Si è spento a 78 anni Franz Beckenbauer, uno, se non “il“, difensore più forte della storia del Calcio. Nella top 3 in questo ruolo, lui trova comodamente posto. Un peggioramento improvviso della sua malattia, il morbo di Parkinson, unito ad un scompenso cardiaco riemerso negli ultimi giorni e dal quale ne era parzialmente uscito dopo due operazioni nel 2019, sono risultati fatali.
BECKENBAUER: IL LASCITO AL CALCIO
Conosciuto come il Kaiser per via della sua leadership dentro e fuori dal campo, dettata da una personalità pungente e carismatica, il tedesco è stato uno dei primi difensori registi, di quelli che tanto vanno di moda oggi. Piedi educatissimi e una visione di gioco a 360 gradi uniti ad una capacità di lettura del gioco senza precedenti hanno fatto di lui uno dei più grandi interpreti del gioco del Calcio.
Se il Bayern Monaco è il club che conosciamo oggi, è merito suo. Se la Germania ha costruito il successo che ha avuto nel corso degli anni, è merito suo. Se nel corso della storia ci sono stati, e ci sono tuttora, difensori capaci di impostare, è merito suo. Due Palloni d’oro vinti nel 1972 e 1976, quarto posto dei migliori calciatori del XX secolo secondo la rivista World Soccer e terzo nella graduatoria stilata dall’IFFHS, la più importante federazione di storia e statistica specializzata nel Calcio.
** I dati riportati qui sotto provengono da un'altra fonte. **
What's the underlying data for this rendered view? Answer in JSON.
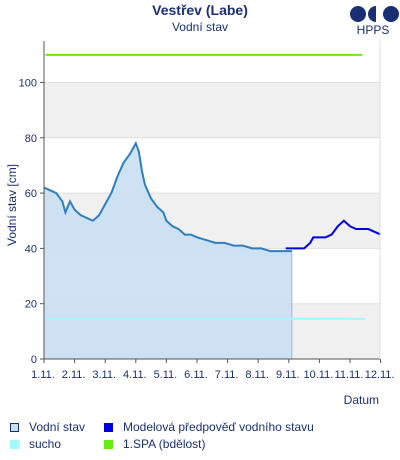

BECKENBAUER E LA RIVALITA’ CON CRUIJFF
Oltre vent’anni di carriera segnati da tantissimi successi di squadra, come 5 Bundesliga, 3 Coppa di Campioni, un Europeo e due Mondiali, uno da calciatore e uno da allenatore, come solo Zagallo e Deschamps sono riusciti a fare. Il Mondiale giocato in casa del 1974 è stato l’apice della sua carriera, con il trionfo in finale per 2-1 contro l’Olanda di Johan Cruijff, quest’ultima considerata come la formazione che ha cambiato la storia del Calcio. La rivalità tra l’eclettico numero 14 olandese e il Kaiser tedesco ha segnato dieci anni di storia, fatta di grande stima e affetto reciproco. Non a caso, quando Johan scomparve nel marzo del 2016, un Beckenbauer commosso commentò:
“Lui non è stato solo un grande amico, ma un fratello”
LA GRANDEZZA IN UN ISTANTE
Se dovessimo spiegare la grandezza di Beckenbauer in un’immagine, catturare l’essenza di quello che ha dato al Calcio in un istante, non possiamo che scegliere l’iconica foto del Kaiser in campo con un braccio fasciato durante la semifinale dei Mondiali di Messico 70, giocata e persa contro l’Italia dopo i supplementari per 4-3. Quei 120 minuti giocati il 17 giugno allo stadio Atzeca sono rimasti impressi nella storia come la “Partita del secolo”, e la copertina di quel match è sua, anche se in finale ci andarono gli italiani. Nonostante una spalla lussata, il capitano, direttore d’orchestra e simbolo di un’intera nazione, è rimasto in campo con un’inevitabile fasciatura per più di mezzora per non lasciare i compagni in dieci. Il livello della sua prestazione non calò di una virgola, anche con un braccio in meno. L’essenza del calcio in una foto: classe, eleganza, intelligenza, carisma e leadership, tutti elementi che emergono chiaramente in una manciata di pixel.
IL KAISER ALL’INTER
Una leggenda del Calcio che non abbiamo potuto ammirare in Serie A per questioni burocratiche, quando nel 1966, dopo l’incredibile uscita dal Mondiale inglese degli Azzurri per mano della Corea del Nord, i vertici dirigenziali decisero di chiudere le frontiere agli stranieri per esaltare il vivaio nostrano. Una scelta che fu premiata anni dopo, ma che ci impedì di godere di campioni nel nostro campionato, proprio come Beckenbauer che proprio nel 1966 aveva un accordo con l’Inter, reduce da due vittorie consecutive nella Coppa dei Campioni. Un matrimonio tra i nerazzurri e i calciatori tedeschi che comunque si consumò vent’anni più tardi, quando i vari Brehme, Matthaus e Kilnsmann che visero tanto con l’Inter e con la nazionale, in particolare il Mondiale di Italia ’90. Indovinate chi allenava quella Germania? Franz Beckenbauer.